In 2012, neither former Massachusetts Governor Romney nor President Obama faced stiff competition in New England within their own parties, so a major ad ware never ensued. This year, the Republican field is crowded with well-funded candidates backed by deep-pocketed super-PACs. Republican Senator Marco Rubio, who placed third in Iowa, needs to maintain momentum to become the establishment candidate of choice, while former Governor Jeb Bush wants to edge out Rubio, as well as New Jersey Governor Chris Christie and Ohio Governor John Kasich.

There's also Trump, who placed second behind Senator Ted Cruz earlier this week in the Iowa caucuses even though he went into the contest with a small lead in the polls. After that defeat, Trump appears to be taking little for granted in New Hampshire, where he leads the most recent voter surveys by an average of 22 percentage points, according to RealClear Politics.

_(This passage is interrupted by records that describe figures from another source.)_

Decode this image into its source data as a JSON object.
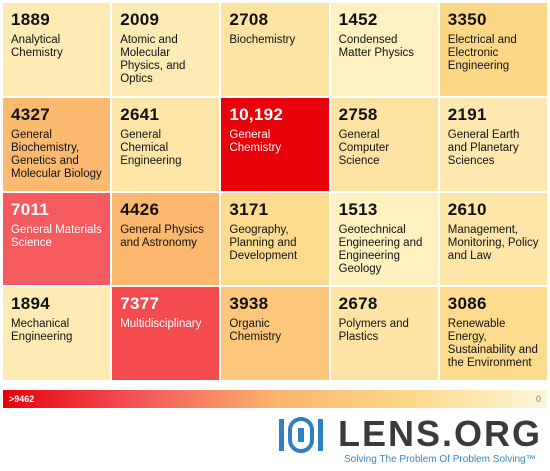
{
  "chart_data": {
    "type": "heatmap",
    "title": "",
    "cells": [
      {
        "value": "1889",
        "label": "Analytical Chemistry",
        "color": "#fdebb3",
        "text_color": "#111111"
      },
      {
        "value": "2009",
        "label": "Atomic and Molecular Physics, and Optics",
        "color": "#fdebb6",
        "text_color": "#111111"
      },
      {
        "value": "2708",
        "label": "Biochemistry",
        "color": "#fde4a3",
        "text_color": "#111111"
      },
      {
        "value": "1452",
        "label": "Condensed Matter Physics",
        "color": "#fef0c0",
        "text_color": "#111111"
      },
      {
        "value": "3350",
        "label": "Electrical and Electronic Engineering",
        "color": "#fcd886",
        "text_color": "#111111"
      },
      {
        "value": "4327",
        "label": "General Biochemistry, Genetics and Molecular Biology",
        "color": "#fbba70",
        "text_color": "#111111"
      },
      {
        "value": "2641",
        "label": "General Chemical Engineering",
        "color": "#fde6a8",
        "text_color": "#111111"
      },
      {
        "value": "10,192",
        "label": "General Chemistry",
        "color": "#e8000a",
        "text_color": "#ffffff"
      },
      {
        "value": "2758",
        "label": "General Computer Science",
        "color": "#fde3a2",
        "text_color": "#111111"
      },
      {
        "value": "2191",
        "label": "General Earth and Planetary Sciences",
        "color": "#fde9b0",
        "text_color": "#111111"
      },
      {
        "value": "7011",
        "label": "General Materials Science",
        "color": "#f45a5e",
        "text_color": "#ffffff"
      },
      {
        "value": "4426",
        "label": "General Physics and Astronomy",
        "color": "#fbb86e",
        "text_color": "#111111"
      },
      {
        "value": "3171",
        "label": "Geography, Planning and Development",
        "color": "#fcdb8e",
        "text_color": "#111111"
      },
      {
        "value": "1513",
        "label": "Geotechnical Engineering and Engineering Geology",
        "color": "#fef0bf",
        "text_color": "#111111"
      },
      {
        "value": "2610",
        "label": "Management, Monitoring, Policy and Law",
        "color": "#fde6a8",
        "text_color": "#111111"
      },
      {
        "value": "1894",
        "label": "Mechanical Engineering",
        "color": "#fdebb3",
        "text_color": "#111111"
      },
      {
        "value": "7377",
        "label": "Multidisciplinary",
        "color": "#f44b4f",
        "text_color": "#ffffff"
      },
      {
        "value": "3938",
        "label": "Organic Chemistry",
        "color": "#fcc77a",
        "text_color": "#111111"
      },
      {
        "value": "2678",
        "label": "Polymers and Plastics",
        "color": "#fde4a5",
        "text_color": "#111111"
      },
      {
        "value": "3086",
        "label": "Renewable Energy, Sustainability and the Environment",
        "color": "#fcdb8e",
        "text_color": "#111111"
      }
    ],
    "legend": {
      "min_label": ">9462",
      "max_label": "0",
      "colors": [
        "#e8000a",
        "#f4555a",
        "#fbb46c",
        "#fcd98a",
        "#fef6da"
      ]
    }
  },
  "logo": {
    "text": "LENS.ORG",
    "tagline": "Solving The Problem Of Problem Solving™"
  }
}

"It's a must-win state for Trump," said Lara Brown, head of the political management program at George Washington University. "He doesn’t have the ground game and he doesn’t have the organization, so at this late time, the only thing you can do is saturate the airwaves."   

The surge in ad spending also comes from rising prices. While federal election laws guarantee low advertising prices for campaigns, outside groups like super-PACs have to pay a market rate. For the same spot, super-PACs have been known to fork out as much as seven times more than a candidate's official campaign committee.

In Manchester, a media market that covers the biggest amount of New Hampshire, Rubio and his super-PAC dominated the field with 31 percent of the Republican presidential ads during the past 30 days, according to CMAG data. Trump accounted for 11 percent.

Candidates also advertise in markets outside of the state that capture New Hampshire viewers. In fact, Trump's biggest presence was in Portland, Maine, where his advertising comprised 46 percent of all the spots aired in the Republican contest. In Burlington, Vermont, he accounted for 28 percent of Republican ads.

Trump advertised less in the expensive Boston market, where some experts say money is wasted because it's pricey and so many of the viewers are in Massachusetts. Ads for Trump accounted for 12 percent of all Republican candidate advertising of that market in the past 30 days, while Bush and Right to Rise had 49 percent. Marco Rubio and an outside group supporting him comprised 16 percent and Chris Christie and his super-PAC had 15 percent. Ohio Governor John Kasich and outside groups supporting him have bought up 5 percent of the ads.

There can be wide swings in prices between those markets. In one instance, Trump had a contract to spend $20,000 for a 30-second ad during the airing of "60 Minutes" on WBZ-TV in Boston on Jan. 10, while he was being charged $1,200 for a similar ad during the same show in Burlington, Vermont, according to contracts filed with the Federal Communication Commission.